Per Dante la povertà fu a lungo sgradita compagna di vita, a causa dell'esilio che cambiò d'improvviso la sua condizione economica esponendolo a un doloroso declassamento sociale. La sua biografia si intreccia a più riprese con la creazione poetica e nella Commedia condiziona il ritratto dei personaggi poveri o caduti in disgrazia. Ma nel poema trova spazio anche la mutata considerazione in cui veniva tenuta all'epoca l'indigenza: mentre i poveri erano infatti visti come una minaccia per la collettività e quindi considerati degni di stigma sociale e trattati con crescente disprezzo, i nascenti ordini mendicanti richiedevano la scelta volontaria della povertà evangelica per chiunque volesse farne parte.

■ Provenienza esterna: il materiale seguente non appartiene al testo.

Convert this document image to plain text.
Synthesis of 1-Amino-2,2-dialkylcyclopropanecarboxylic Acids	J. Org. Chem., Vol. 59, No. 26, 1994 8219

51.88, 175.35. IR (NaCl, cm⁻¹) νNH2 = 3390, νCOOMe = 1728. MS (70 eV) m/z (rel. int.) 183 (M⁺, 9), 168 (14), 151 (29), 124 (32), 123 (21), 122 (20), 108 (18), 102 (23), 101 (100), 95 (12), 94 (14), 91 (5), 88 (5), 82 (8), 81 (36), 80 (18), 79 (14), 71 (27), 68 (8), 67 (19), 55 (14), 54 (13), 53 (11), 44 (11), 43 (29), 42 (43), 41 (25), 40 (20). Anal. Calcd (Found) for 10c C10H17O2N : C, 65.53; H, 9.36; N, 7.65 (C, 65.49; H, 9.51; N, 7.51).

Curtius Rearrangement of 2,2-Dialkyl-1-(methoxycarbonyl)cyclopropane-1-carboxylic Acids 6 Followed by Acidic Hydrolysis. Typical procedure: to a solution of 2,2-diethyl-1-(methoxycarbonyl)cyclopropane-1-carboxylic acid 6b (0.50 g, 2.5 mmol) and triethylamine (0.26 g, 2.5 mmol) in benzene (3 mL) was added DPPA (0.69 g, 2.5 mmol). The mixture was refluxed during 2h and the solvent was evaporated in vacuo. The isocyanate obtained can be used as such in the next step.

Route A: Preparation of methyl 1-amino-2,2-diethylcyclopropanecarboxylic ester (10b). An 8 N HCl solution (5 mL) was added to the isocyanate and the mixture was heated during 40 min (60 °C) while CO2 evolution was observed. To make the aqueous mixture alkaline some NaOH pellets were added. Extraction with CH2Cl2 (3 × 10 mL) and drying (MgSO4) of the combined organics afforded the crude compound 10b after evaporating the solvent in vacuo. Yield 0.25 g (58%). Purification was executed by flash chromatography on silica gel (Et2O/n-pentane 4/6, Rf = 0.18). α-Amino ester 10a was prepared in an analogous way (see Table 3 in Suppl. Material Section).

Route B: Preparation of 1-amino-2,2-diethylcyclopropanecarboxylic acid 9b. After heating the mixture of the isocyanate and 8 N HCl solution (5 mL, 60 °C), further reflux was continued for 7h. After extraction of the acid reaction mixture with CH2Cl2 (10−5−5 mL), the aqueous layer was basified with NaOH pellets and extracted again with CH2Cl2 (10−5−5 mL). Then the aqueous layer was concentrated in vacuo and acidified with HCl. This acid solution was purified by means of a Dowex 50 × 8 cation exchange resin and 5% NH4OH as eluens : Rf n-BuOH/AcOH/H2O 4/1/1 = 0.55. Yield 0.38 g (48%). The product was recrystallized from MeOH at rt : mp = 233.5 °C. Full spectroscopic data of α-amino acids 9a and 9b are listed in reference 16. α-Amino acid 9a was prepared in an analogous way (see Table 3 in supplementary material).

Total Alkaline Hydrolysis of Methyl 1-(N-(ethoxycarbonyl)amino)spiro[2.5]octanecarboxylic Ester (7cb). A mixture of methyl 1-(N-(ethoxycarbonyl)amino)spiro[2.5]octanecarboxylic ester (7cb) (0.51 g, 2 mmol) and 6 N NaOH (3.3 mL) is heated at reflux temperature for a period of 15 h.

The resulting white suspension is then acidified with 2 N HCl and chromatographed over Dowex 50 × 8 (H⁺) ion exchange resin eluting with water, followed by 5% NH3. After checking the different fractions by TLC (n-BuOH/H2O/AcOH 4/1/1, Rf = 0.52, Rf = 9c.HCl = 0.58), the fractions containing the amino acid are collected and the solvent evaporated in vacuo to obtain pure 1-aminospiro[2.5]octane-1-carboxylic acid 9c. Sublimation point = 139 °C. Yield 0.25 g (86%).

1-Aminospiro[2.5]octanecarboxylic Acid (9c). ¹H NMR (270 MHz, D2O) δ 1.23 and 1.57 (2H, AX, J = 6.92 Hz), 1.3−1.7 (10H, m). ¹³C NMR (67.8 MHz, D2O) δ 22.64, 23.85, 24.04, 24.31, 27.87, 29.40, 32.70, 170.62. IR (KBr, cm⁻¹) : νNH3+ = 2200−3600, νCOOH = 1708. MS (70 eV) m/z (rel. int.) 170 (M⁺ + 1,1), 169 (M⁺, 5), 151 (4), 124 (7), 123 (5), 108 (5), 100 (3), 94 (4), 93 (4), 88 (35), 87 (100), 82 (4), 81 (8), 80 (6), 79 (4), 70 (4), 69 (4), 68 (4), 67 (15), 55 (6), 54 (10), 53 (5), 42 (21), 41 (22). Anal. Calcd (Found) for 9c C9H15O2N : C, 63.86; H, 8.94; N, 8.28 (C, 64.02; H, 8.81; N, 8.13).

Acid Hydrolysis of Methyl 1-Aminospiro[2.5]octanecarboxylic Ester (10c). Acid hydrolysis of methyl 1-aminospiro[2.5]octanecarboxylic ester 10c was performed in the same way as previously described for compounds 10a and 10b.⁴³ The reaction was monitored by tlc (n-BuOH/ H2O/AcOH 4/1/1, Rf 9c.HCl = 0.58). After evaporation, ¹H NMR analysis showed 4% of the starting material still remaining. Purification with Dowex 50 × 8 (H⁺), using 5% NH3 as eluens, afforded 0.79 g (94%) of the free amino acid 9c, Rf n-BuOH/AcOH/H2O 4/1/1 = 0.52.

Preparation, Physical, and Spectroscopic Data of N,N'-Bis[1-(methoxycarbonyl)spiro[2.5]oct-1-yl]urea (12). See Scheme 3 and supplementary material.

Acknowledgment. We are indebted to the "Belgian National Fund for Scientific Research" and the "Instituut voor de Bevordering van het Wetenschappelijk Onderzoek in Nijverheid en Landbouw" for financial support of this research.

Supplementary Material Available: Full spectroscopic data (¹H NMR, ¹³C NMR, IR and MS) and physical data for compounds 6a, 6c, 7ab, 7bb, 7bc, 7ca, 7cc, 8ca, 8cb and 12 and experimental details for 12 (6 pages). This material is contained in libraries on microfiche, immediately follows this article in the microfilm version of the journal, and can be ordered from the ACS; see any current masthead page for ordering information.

L'epoca di Dante fu contraddistinta da un aspro dibattito sulla povertà dell'ordine francescano e della Chiesa, cui lo stesso autore prese parte, facendone, di riflesso, un tema centrale della Commedia. Il volume ne esamina le diverse rappresentazioni, dalla costruzione epica della figura di Francesco d'Assisi in rapporto con l'iconografia del suo tempo ad Amiclate, personificazione della libertà di parola e di espressione di fronte al potere che la povertà consente e che Dante rivendica.